TITLE:
Assessing the Quality of Examination Questions in Medical Education: A Classical Test and Item Response Theory Approach in a Morphology Course
AUTHORS:
Ângela Tavares Paes, Danielle Tamashiro Duarte, Natália Oliveira Feitosa, Marcella M. Ceratti, Felipe Prieto Siqueira, Pedro Afonso Liberato, Carlos Augusto Cardim de Oliveira
KEYWORDS:
Educational Evaluation, Academic Success, Medical Education, Quality of Tests, Proficiency Measure, Classical Test Theory (CTT), Item Response Theory (IRT)
JOURNAL NAME:
Creative Education,
Vol.16 No.6,
June
30,
2025
ABSTRACT: Introduction: One of the main challenges in educational courses in medical schools is the development of tests which are able to measure the proficiency of the students enrolled in an accurate manner.
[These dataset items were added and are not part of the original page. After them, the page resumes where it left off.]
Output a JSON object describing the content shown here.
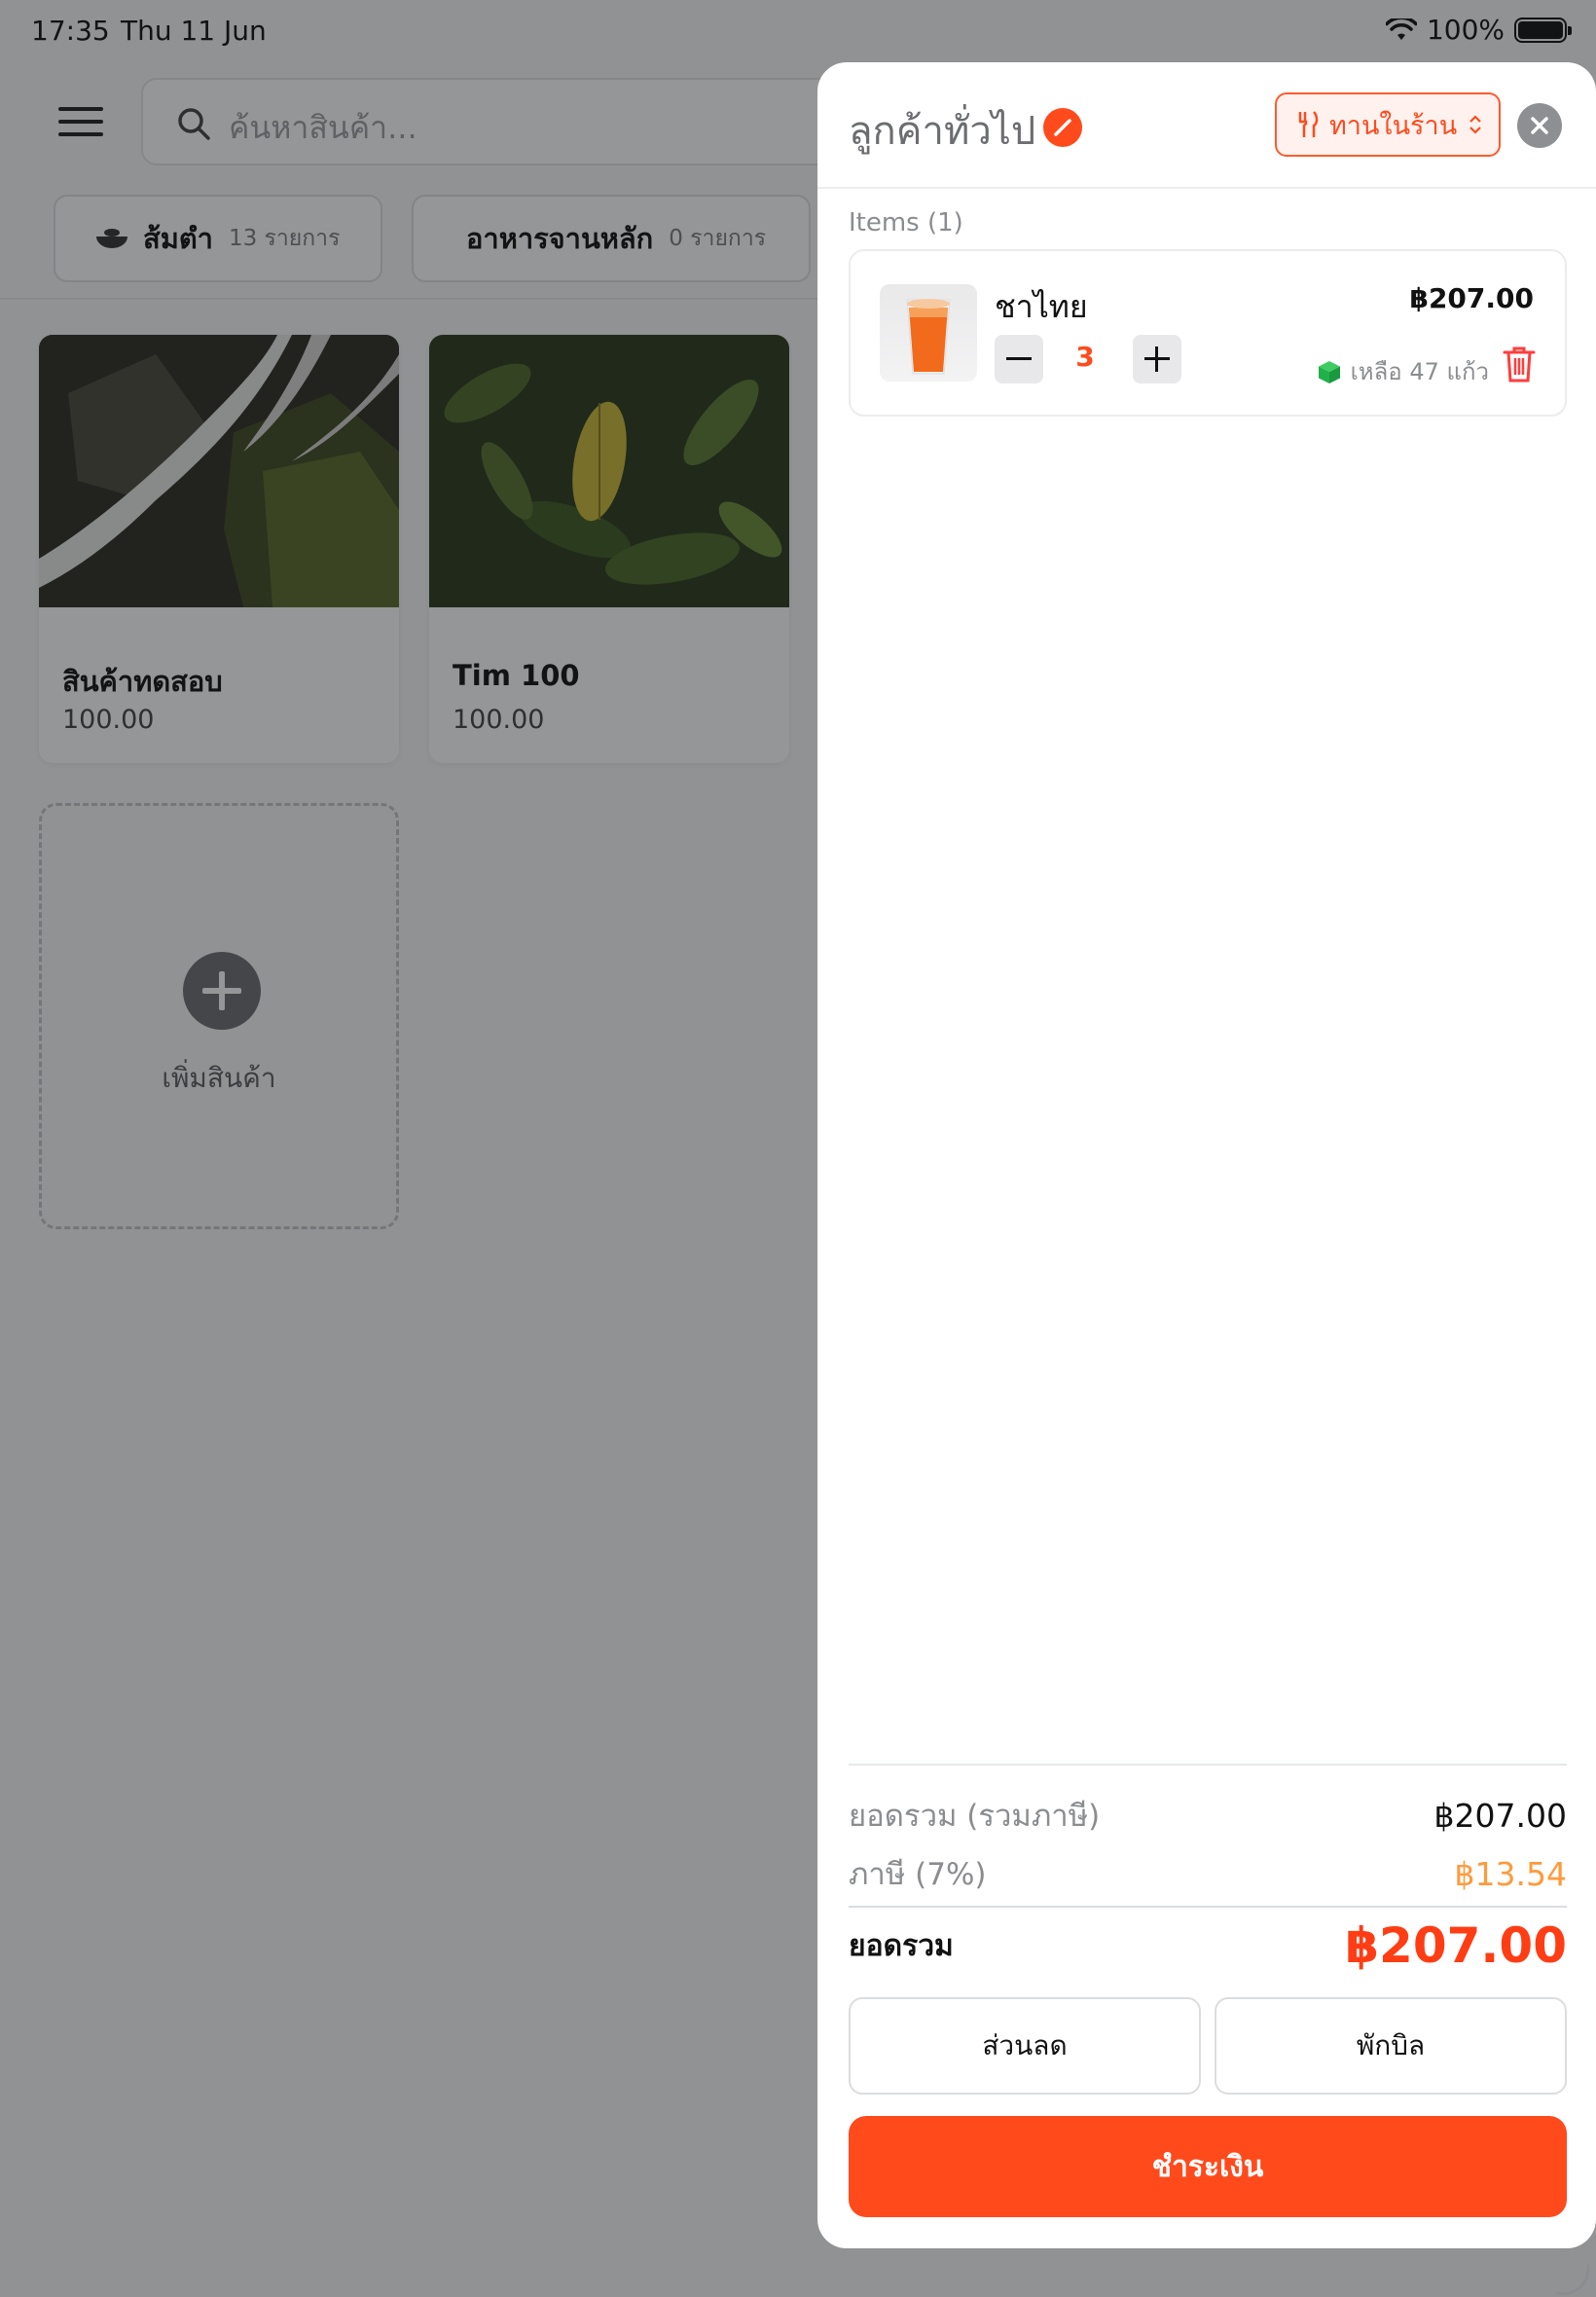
{
  "status_bar": {
    "time": "17:35",
    "date": "Thu 11 Jun",
    "battery": "100%"
  },
  "search": {
    "placeholder": "ค้นหาสินค้า..."
  },
  "categories": [
    {
      "name": "ส้มตำ",
      "count": "13 รายการ"
    },
    {
      "name": "อาหารจานหลัก",
      "count": "0 รายการ"
    }
  ],
  "products": [
    {
      "name": "สินค้าทดสอบ",
      "price": "100.00"
    },
    {
      "name": "Tim 100",
      "price": "100.00"
    }
  ],
  "add_product_label": "เพิ่มสินค้า",
  "cart": {
    "customer": "ลูกค้าทั่วไป",
    "order_type": "ทานในร้าน",
    "items_label": "Items (1)",
    "items": [
      {
        "name": "ชาไทย",
        "price": "฿207.00",
        "quantity": "3",
        "stock": "เหลือ 47 แก้ว"
      }
    ],
    "subtotal_label": "ยอดรวม (รวมภาษี)",
    "subtotal_value": "฿207.00",
    "tax_label": "ภาษี (7%)",
    "tax_value": "฿13.54",
    "total_label": "ยอดรวม",
    "total_value": "฿207.00",
    "discount_button": "ส่วนลด",
    "hold_button": "พักบิล",
    "pay_button": "ชำระเงิน"
  },
  "colors": {
    "accent": "#ff4a1c",
    "tax": "#ff9a3c",
    "stock_icon": "#22b04b",
    "overlay": "rgba(20,22,25,0.45)"
  }
}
Despite the advances in the educational system, conventional methods of testing, such as the sum of points from multiple choice questions, are still commonplace and professors seldom focus on the quality of the questions contained within the examination. Objectives: The purpose of this study is to foster a discussion on the quality of exams in medical education, using a psychometric analysis of tests from a Morphology course as an example. Methods: Four examinations (tests) from the Morphology course in the first year of a private medical school were analyzed. The questions therein were all in a multiple-choice model, assessing basic concepts of anatomy, radiology and pathology. Techniques from Classical Test Theory (CTT) and Item Response Theory (IRT) using the mirt package were applied to evaluate the effectiveness of the questions in measuring students’ learning outcomes. Results: In the analyzed examinations, a discrepancy in the distribution of question difficulty was observed, with a predominance of easy questions, contrasted by a scarce or entirely absent presence of difficult ones. Additionally, a considerable proportion of questions exhibited a high likelihood of being answered correctly by chance. Overall, the discrimination rates of the examination questions were low (below 20%), with none approaching 100%. Moreover, a great number of questions displayed discrimination rate near zero, a value which disfavors the differentiation of students with both greater and lesser proficiency in the subjects examined. Conclusions: Although CTT and IRT are well-established and effective methods for assessing the quality of test questions, they are seldom utilized to guide educators in the development of more equitable examinations. These methods should be employed to assist professors in enhancing item development and the creation of more effective assessments, ensuring a better balance between easy, moderate, and difficult questions.